A while ago, before he died, I "kinda" knew the historian for the Canadian Pacific Railway. I vividly remember his wording of thoughts on photographs were that "they get more important as time goes on"

Sure enough, the local steam train and regular train pics that I took in the '80s are now keepers. 25 years later. At the time, they were just experimental photographs, taken for interest and fun.

So, how do we properly archive digital photos so that, sometime in the future, ones of interest can be found??

Sure, we can label them "Mom on long walk", but what may be really of interest is not "Mom" but, where she's walking.

Negatives (or slides) can be easily, quickly, scanned. Someone can walk up to my negative collection, and quickly go through it. When things are on CD, that becomes really incredibly difficult.

I'm concerned about it; last year, firing/driving the final dregs of steam in Poland, I took along an older nikon P&S. This year, I'm deciding between my M8, OR FILM. Some of what I did last year is no longer available this year; there really is a seminal change going on; I just try and record it; I'll leave it to others in the future to determine what is important or not.

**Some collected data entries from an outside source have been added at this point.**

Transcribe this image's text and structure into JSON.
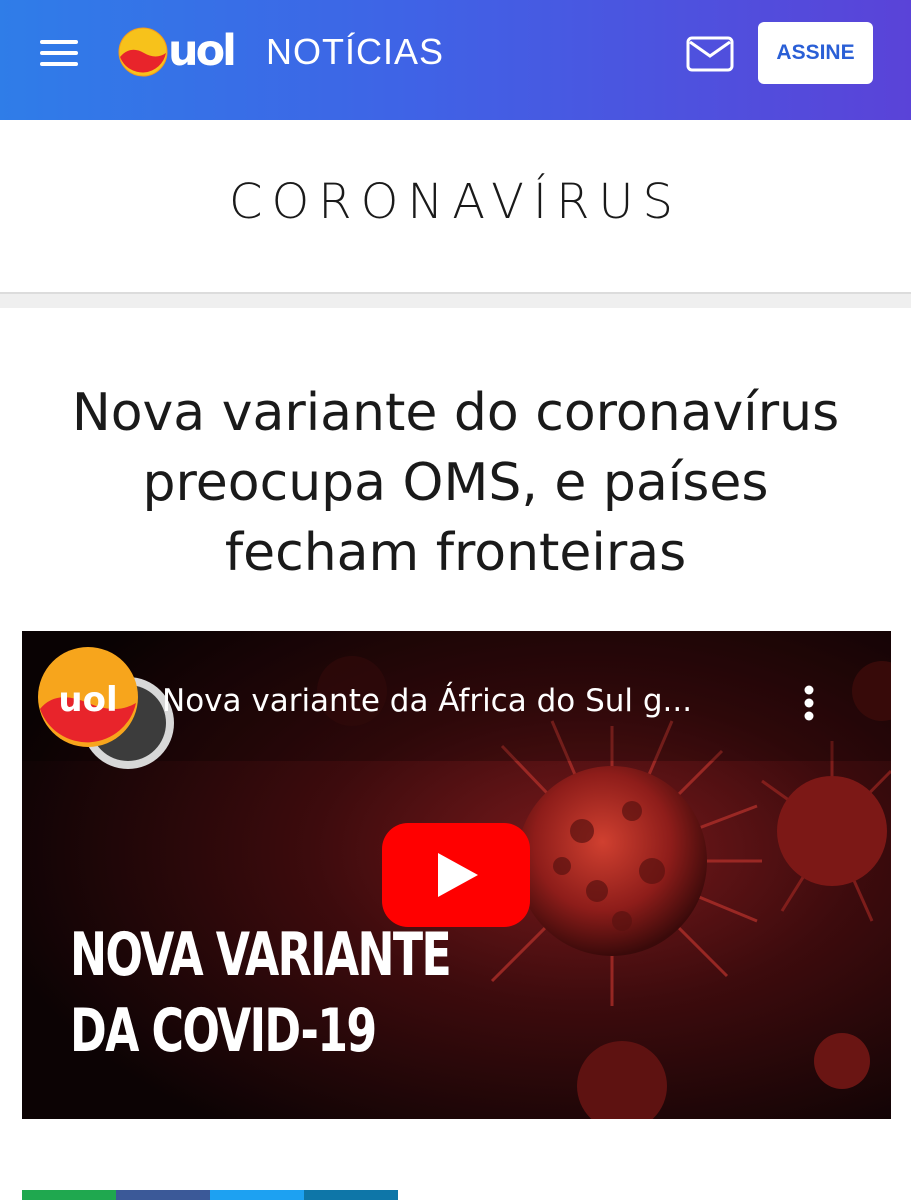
{
  "header": {
    "menu_icon": "hamburger-menu-icon",
    "logo_text": "uol",
    "section_label": "NOTÍCIAS",
    "mail_icon": "envelope-icon",
    "subscribe_label": "ASSINE",
    "gradient_start": "#2f7de8",
    "gradient_end": "#5a43d8"
  },
  "section": {
    "title": "CORONAVÍRUS"
  },
  "article": {
    "headline": "Nova variante do coronavírus preocupa OMS, e países fecham fronteiras"
  },
  "video": {
    "channel_logo_text": "uol",
    "title": "Nova variante da África do Sul g...",
    "more_icon": "vertical-dots-icon",
    "play_icon": "youtube-play-icon",
    "caption_lines": [
      "NOVA VARIANTE",
      "DA COVID-19"
    ],
    "play_color": "#ff0000"
  },
  "share_colors": [
    "#1fa84f",
    "#3b5998",
    "#1da1f2",
    "#0e76a8"
  ]
}
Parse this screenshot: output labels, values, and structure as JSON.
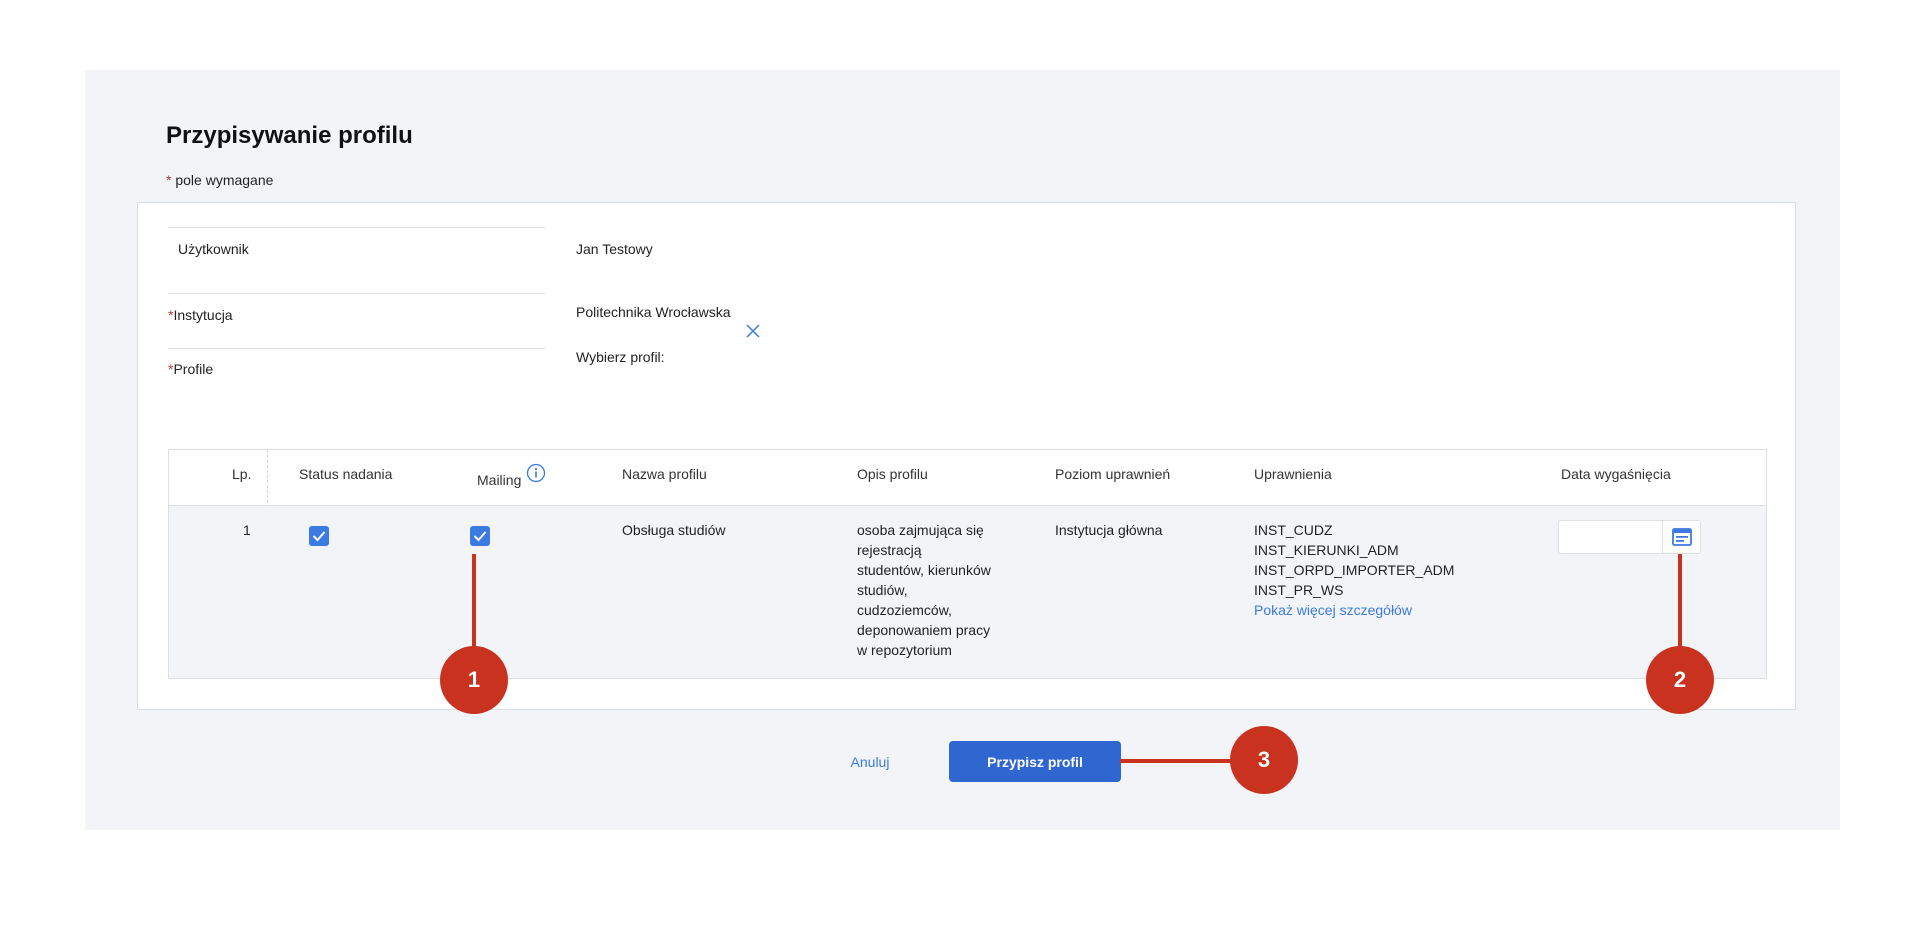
{
  "page": {
    "title": "Przypisywanie profilu",
    "required_mark": "*",
    "required_note": "pole wymagane"
  },
  "form": {
    "user_label": "Użytkownik",
    "user_value": "Jan Testowy",
    "institution_label": "Instytucja",
    "institution_value": "Politechnika Wrocławska",
    "profile_label": "Profile",
    "profile_prompt": "Wybierz profil:"
  },
  "table": {
    "headers": {
      "lp": "Lp.",
      "status": "Status nadania",
      "mailing": "Mailing",
      "name": "Nazwa profilu",
      "description": "Opis profilu",
      "level": "Poziom uprawnień",
      "permissions": "Uprawnienia",
      "expiry": "Data wygaśnięcia"
    },
    "rows": [
      {
        "lp": "1",
        "status_checked": true,
        "mailing_checked": true,
        "name": "Obsługa studiów",
        "description_lines": [
          "osoba zajmująca się",
          "rejestracją",
          "studentów, kierunków",
          "studiów,",
          "cudzoziemców,",
          "deponowaniem pracy",
          "w repozytorium"
        ],
        "level": "Instytucja główna",
        "permissions": [
          "INST_CUDZ",
          "INST_KIERUNKI_ADM",
          "INST_ORPD_IMPORTER_ADM",
          "INST_PR_WS"
        ],
        "more_link": "Pokaż więcej szczegółów",
        "expiry_value": ""
      }
    ]
  },
  "actions": {
    "cancel_label": "Anuluj",
    "submit_label": "Przypisz profil"
  },
  "markers": [
    "1",
    "2",
    "3"
  ],
  "colors": {
    "accent": "#2f66d0",
    "checkbox": "#3b7ae0",
    "marker": "#c9321e",
    "panel_bg": "#f2f4f8"
  }
}
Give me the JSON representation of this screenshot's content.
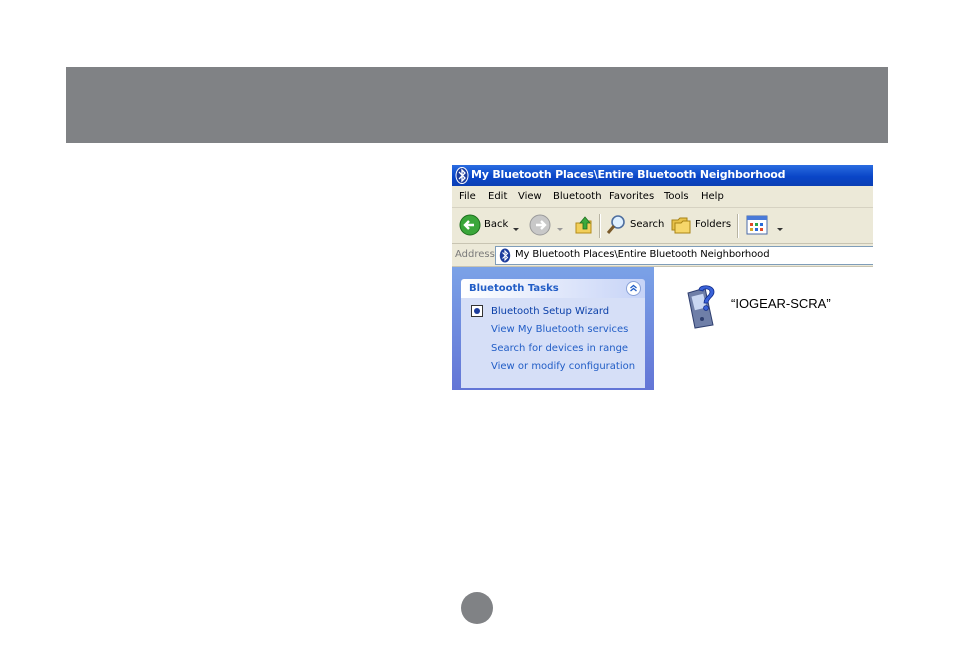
{
  "window": {
    "title": "My Bluetooth Places\\Entire Bluetooth Neighborhood",
    "menu": [
      "File",
      "Edit",
      "View",
      "Bluetooth",
      "Favorites",
      "Tools",
      "Help"
    ],
    "toolbar": {
      "back_label": "Back",
      "search_label": "Search",
      "folders_label": "Folders"
    },
    "address": {
      "label": "Address",
      "value": "My Bluetooth Places\\Entire Bluetooth Neighborhood"
    },
    "tasks": {
      "header": "Bluetooth Tasks",
      "items": [
        "Bluetooth Setup Wizard",
        "View My Bluetooth services",
        "Search for devices in range",
        "View or modify configuration"
      ]
    },
    "device": {
      "name": "“IOGEAR-SCRA”",
      "icon": "unknown-device-icon"
    }
  },
  "colors": {
    "page_band": "#808285",
    "titlebar": "#0a46c8",
    "task_link": "#215dc6",
    "task_pane": "#7ba2e7"
  }
}
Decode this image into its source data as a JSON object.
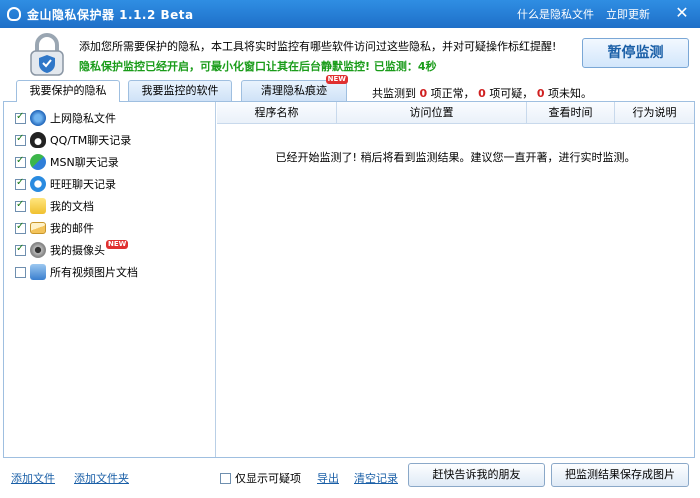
{
  "window": {
    "title": "金山隐私保护器 1.1.2 Beta",
    "link_what": "什么是隐私文件",
    "link_update": "立即更新"
  },
  "header": {
    "description": "添加您所需要保护的隐私，本工具将实时监控有哪些软件访问过这些隐私，并对可疑操作标红提醒!",
    "status": "隐私保护监控已经开启，可最小化窗口让其在后台静默监控! 已监测：4秒",
    "pause_button": "暂停监测"
  },
  "tabs": [
    {
      "label": "我要保护的隐私",
      "active": true
    },
    {
      "label": "我要监控的软件",
      "active": false
    },
    {
      "label": "清理隐私痕迹",
      "active": false,
      "badge": "NEW"
    }
  ],
  "counts": {
    "prefix": "共监测到",
    "normal_count": "0",
    "normal_label": "项正常，",
    "suspicious_count": "0",
    "suspicious_label": "项可疑，",
    "unknown_count": "0",
    "unknown_label": "项未知。"
  },
  "privacy_items": [
    {
      "label": "上网隐私文件",
      "checked": true,
      "icon": "ie-icon"
    },
    {
      "label": "QQ/TM聊天记录",
      "checked": true,
      "icon": "qq-penguin-icon"
    },
    {
      "label": "MSN聊天记录",
      "checked": true,
      "icon": "msn-icon"
    },
    {
      "label": "旺旺聊天记录",
      "checked": true,
      "icon": "wangwang-icon"
    },
    {
      "label": "我的文档",
      "checked": true,
      "icon": "documents-folder-icon"
    },
    {
      "label": "我的邮件",
      "checked": true,
      "icon": "mail-envelope-icon"
    },
    {
      "label": "我的摄像头",
      "checked": true,
      "icon": "webcam-icon",
      "badge": "NEW"
    },
    {
      "label": "所有视频图片文档",
      "checked": false,
      "icon": "media-files-icon"
    }
  ],
  "table": {
    "columns": [
      "程序名称",
      "访问位置",
      "查看时间",
      "行为说明"
    ],
    "empty_message": "已经开始监测了! 稍后将看到监测结果。建议您一直开著，进行实时监测。"
  },
  "footer": {
    "add_file": "添加文件",
    "add_folder": "添加文件夹",
    "only_suspicious": "仅显示可疑项",
    "export": "导出",
    "clear_records": "清空记录",
    "tell_friends": "赶快告诉我的朋友",
    "save_image": "把监测结果保存成图片"
  },
  "colors": {
    "titlebar": "#1e6fc8",
    "status_green": "#1a9c1a",
    "count_red": "#d02020",
    "link_blue": "#1a5fa7"
  }
}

Scary thought - forgoing digital for film...

JohnS.
 

robertwright

New member
LP's will outlive some of their replacements, whither DVD's now with Blueray? You also have a generation of children who probably have not "bought" a CD. Their music has been downloaded and streamed. And LP's are making a small comeback.

i think if you really want to archive you should probably print those images you really want to protect. We have photographs of our grandparents and greatgrandparents in shoeboxes, certainly not "archived" but they have survived simply because they were durable.

My belief is the vast majority of digital information is simply going to vanish in the convenience of new technologies. The effort required to maintain the "archive" of harddrives and optical discs and mounting terabytes of storage will eventually become an end in itself and not much fun. There is no digital shoebox unfortunately.

The great thing about film is that it is durable and somewhat self-archiving. You can scan what you want but the film is always there should you want to go and retrieve something else. It waits patiently.

I went to an artist talk at Aperture given by Todd Hido and he explained his process of how he develops work, and the contact sheet was crucial for him, new images appear in his daily shooting and they cause him to revisit older work on contacts where he finds other threads and slowly a body of work emerges. It is very difficult to replicate the pleasure of going over old work on contacts in the digital era. Scrolling through gigabytes in Lr is not the same thing. It has caused me to think printing contact sheets from personal shooting on digital might be a good thing. I do miss the binders numbered by roll and by year. It was a tangible diary.